ASL version of 'Let It Go' released on Sunday
RIT/NTID co-sponsors the video
Two graduates from Rochester Institute of Technology’s National Technical Institute for the Deaf whose performances have been viewed by millions will star in an American Sign Language music video of the popular “Let It Go” song, from the Disney movie Frozen.
The video will be released Sunday, two days after an invitation-only screening and networking party Friday at the Complete Actors Place in Sherman Oaks, Calif.
Starring in the video are Amber Zion, ’04, an actress who signed the national anthem at last year’s Super Bowl, and Jason Listman ’07,’09, an assistant professor who teaches American Sign Language to interpreting students at NTID. The video had an all-deaf crew, including noted film director Jules Dameron.

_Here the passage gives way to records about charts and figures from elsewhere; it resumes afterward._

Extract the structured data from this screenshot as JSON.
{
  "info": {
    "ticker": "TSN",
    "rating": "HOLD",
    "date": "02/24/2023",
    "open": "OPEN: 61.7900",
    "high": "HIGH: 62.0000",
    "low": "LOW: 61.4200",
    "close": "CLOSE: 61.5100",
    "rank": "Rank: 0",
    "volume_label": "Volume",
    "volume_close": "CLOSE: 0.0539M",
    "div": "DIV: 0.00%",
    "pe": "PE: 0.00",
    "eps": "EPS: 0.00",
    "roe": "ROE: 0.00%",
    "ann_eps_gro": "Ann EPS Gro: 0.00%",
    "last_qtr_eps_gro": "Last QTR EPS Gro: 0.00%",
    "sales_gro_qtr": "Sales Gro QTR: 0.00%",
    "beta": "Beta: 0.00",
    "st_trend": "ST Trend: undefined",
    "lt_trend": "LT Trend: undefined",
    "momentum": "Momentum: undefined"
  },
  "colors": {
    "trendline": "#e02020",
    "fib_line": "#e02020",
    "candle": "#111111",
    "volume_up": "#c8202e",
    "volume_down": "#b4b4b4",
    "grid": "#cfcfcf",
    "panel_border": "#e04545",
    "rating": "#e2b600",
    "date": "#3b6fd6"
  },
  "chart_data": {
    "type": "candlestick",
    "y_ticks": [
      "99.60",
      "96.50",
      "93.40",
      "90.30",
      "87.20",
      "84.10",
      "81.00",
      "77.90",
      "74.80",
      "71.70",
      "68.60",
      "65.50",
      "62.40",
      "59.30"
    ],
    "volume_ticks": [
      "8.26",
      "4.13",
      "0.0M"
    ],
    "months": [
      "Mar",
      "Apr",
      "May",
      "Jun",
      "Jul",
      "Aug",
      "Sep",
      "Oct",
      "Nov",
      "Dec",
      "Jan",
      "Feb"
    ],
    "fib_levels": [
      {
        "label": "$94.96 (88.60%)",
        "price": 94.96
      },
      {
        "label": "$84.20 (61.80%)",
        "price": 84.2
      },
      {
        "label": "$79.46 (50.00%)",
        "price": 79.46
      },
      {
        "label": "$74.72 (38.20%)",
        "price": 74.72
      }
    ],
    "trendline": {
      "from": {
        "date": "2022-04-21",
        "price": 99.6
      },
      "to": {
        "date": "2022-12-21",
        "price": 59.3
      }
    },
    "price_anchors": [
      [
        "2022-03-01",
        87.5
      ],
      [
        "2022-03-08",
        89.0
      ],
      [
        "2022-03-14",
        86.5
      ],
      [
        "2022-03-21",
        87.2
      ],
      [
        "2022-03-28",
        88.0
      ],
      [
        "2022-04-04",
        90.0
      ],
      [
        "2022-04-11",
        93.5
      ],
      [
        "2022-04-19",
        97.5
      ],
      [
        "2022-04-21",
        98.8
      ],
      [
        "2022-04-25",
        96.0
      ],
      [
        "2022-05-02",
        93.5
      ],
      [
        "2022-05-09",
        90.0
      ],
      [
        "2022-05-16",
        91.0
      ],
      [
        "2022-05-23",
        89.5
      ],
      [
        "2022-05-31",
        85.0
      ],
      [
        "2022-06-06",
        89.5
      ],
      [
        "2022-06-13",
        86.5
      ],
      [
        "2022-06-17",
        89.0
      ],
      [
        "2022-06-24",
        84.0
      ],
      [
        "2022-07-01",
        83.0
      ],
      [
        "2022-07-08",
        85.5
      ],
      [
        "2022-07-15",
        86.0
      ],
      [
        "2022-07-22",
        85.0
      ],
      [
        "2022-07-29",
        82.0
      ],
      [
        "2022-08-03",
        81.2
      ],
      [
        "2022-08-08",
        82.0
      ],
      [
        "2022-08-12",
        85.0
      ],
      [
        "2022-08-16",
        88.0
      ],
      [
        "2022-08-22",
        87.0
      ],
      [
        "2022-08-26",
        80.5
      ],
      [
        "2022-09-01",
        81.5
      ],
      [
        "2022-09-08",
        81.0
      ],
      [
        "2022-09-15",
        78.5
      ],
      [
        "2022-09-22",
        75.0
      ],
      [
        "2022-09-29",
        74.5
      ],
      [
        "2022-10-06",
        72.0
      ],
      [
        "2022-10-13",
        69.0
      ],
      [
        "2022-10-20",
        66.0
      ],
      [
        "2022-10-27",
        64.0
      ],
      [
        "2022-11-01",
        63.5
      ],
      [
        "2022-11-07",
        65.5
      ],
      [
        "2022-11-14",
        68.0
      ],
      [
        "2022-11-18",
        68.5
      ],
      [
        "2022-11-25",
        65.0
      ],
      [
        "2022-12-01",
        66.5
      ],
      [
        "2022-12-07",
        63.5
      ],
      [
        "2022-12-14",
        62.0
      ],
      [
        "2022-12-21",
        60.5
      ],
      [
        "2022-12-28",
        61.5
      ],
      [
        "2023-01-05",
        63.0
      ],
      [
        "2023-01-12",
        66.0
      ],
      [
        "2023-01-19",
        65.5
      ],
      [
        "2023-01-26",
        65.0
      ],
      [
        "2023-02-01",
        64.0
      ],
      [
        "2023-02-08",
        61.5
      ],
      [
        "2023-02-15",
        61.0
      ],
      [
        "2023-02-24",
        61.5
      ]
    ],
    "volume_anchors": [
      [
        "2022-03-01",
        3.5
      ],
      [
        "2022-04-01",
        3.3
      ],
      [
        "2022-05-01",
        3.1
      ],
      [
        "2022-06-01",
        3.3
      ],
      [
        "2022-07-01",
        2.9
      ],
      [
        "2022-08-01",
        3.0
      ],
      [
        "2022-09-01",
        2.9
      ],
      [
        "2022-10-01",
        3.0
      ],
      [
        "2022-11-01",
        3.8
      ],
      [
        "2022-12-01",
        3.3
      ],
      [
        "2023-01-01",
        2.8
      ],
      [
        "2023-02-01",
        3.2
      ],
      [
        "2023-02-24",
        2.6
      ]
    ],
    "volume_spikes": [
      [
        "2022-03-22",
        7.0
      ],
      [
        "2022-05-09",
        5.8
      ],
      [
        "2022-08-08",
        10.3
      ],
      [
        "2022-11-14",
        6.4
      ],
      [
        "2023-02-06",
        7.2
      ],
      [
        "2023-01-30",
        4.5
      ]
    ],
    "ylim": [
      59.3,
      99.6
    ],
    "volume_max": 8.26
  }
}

Other RIT/NTID graduates involved include Jess Thurber ’06, assistant producer; Ruan du Plessis ’11, director of photography; and Erik Call ’06, who worked behind the scenes.
The video is expected to be released at 11 a.m. (EST) Sunday on the YouTube page of the Deaf Professional Arts Network, or D-PAN. The network was created by Sean Forbes, a 2008 RIT/NTID Applied Arts and Sciences graduate who performs in live shows and an array of music videos.
“The rise in popularity of music videos in sign language is due in large measure to people like Jules, and RIT/NTID alumni Sean Forbes, Amber, Jason and all those who worked on this video,” said NTID President Gerry Buckley. “We are proud to help sponsor this video as a way to ensure that all audiences—deaf and hearing—get to enjoy the richness and beauty of signed expression.”
The video, which is co-sponsored by RIT/NTID and was approved by Disney, was filmed in September over three days in Paso Robles, Calif., a community two hours north of Los Angeles.
“It was a phenomenal experience to work with a deaf crew, especially with Amber and Jules,” Listman said. “I think the song is perfect because it represents the value of social justice, the concept that everyone deserves equal opportunities in this society and challenge the status quo. We should embrace ourselves and be true to ourselves. Let it go! This applies to a lot of deaf people with multiple identities too.”
“Because the song has metaphors, it is nice to open your mind and translate that into ASL,” said Zion. “I love the challenges, to put all of my hard work into it.”
She said Disney released 25 versions of “Let It Go” in various languages. “They haven’t done one in ASL. I really hope they would add this music video into their list.”
Forbes said he is happy to add the “Let It Go” video to his website. “I’ve always admired Jason and Amber’s work, shown their videos on D-PAN and am glad to see them working together on this project.”
The video is the latest of a series of music videos performed in sign language and posted on YouTube. The technology didn’t exist when Listman was growing up. He discovered music when he was 13, and has since posted five ASL music videos, generating more than 1 million views cumulatively. He says he’s happy there is an outlet that allows him to share his struggles and joys through translating songs into ASL, show others that songs can be translated in sign language and show hearing people that deaf people should be in the spotlight when it comes to signing songs in ASL.
“It makes me feel good,” Listman said. “I’m excited to know I inspire a lot of people out there, especially in the deaf community.”